N
Nick !
Chris Share said:odd (thanks for the example - I don't know if this is a problem in
ncurses or in the python interface to it, but will check/see).
probably should report it as a bug (so it's not overlooked).
http://web.cs.mun.ca/~rod/ncurses/ncurses.html#xterm says "The ncurses
library does not catch [the SIGWINCH aka resizing] signal, because it
cannot in general know how you want the screen re-painted". First, is
this really true? When I make my xterms smaller they clip what is
displayed--is that a function of curses or the xterm?
Second, if true, it explains /what/ is going on--stdscr, only--, but
isn't really satisfactory; it doesn't solve the original poster's bug.
#!/usr/bin/env python
"""
curses_resize.py -> run the program without hooking SIGWINCH
curses_resize.py 1 -> run the program with hooking SIGWINCH
"""
import sys, curses, signal, time
def sigwinch_handler(n, frame):
curses.endwin()
curses.initscr()
def main(stdscr):
"""just repeatedly redraw a long string to reveal the window boundaries"""
while 1:
stdscr.insstr(0,0,"abcd"*40)
time.sleep(1)
if __name__=='__main__':
if len(sys.argv)==2 and sys.argv[1]=="1":
signal.signal(signal.SIGWINCH, sigwinch_handler)
curses.wrapper(main)
If you run this without sigwinch then the line never gets resized, but
if you do then it works fine. What we can glean from this is that
stdscr only reads off it's size upon initialization. This behaviour
may seem a bit strange, but 1) it's legacy and 2) avoids breaking the
semantics of windows (which don't change size on their own).
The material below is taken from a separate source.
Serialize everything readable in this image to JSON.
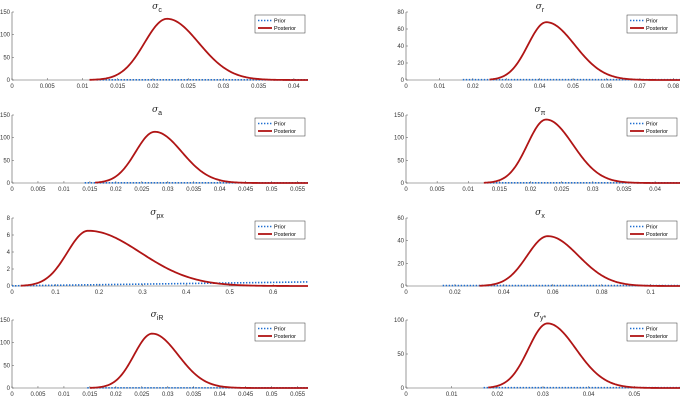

The "curses.initscr()" part is kind of unhappy though. It modifies the
stdscr variable without us explicitly assigning anything (but I can't
think of any other way to do it, beyond making stdscr a global, and
that feels worse) and will break if initscr() ever returns a new
Window structure instead of just updating and returning the old one.
Does anyone have any tips for how to structure this so that the screen
can actually be assigned to?
In conclusion, it's not a bug, it's a feature. Joy! The workaround is
to write a sigwinch_handler that at least does `endwin(); initscr()`.
Sorry for reviving an old thread, but it doesn't seem the issue was
ever resolved (the thread doesn't go anywhere and there's no warning
about this in the docs that I noticed).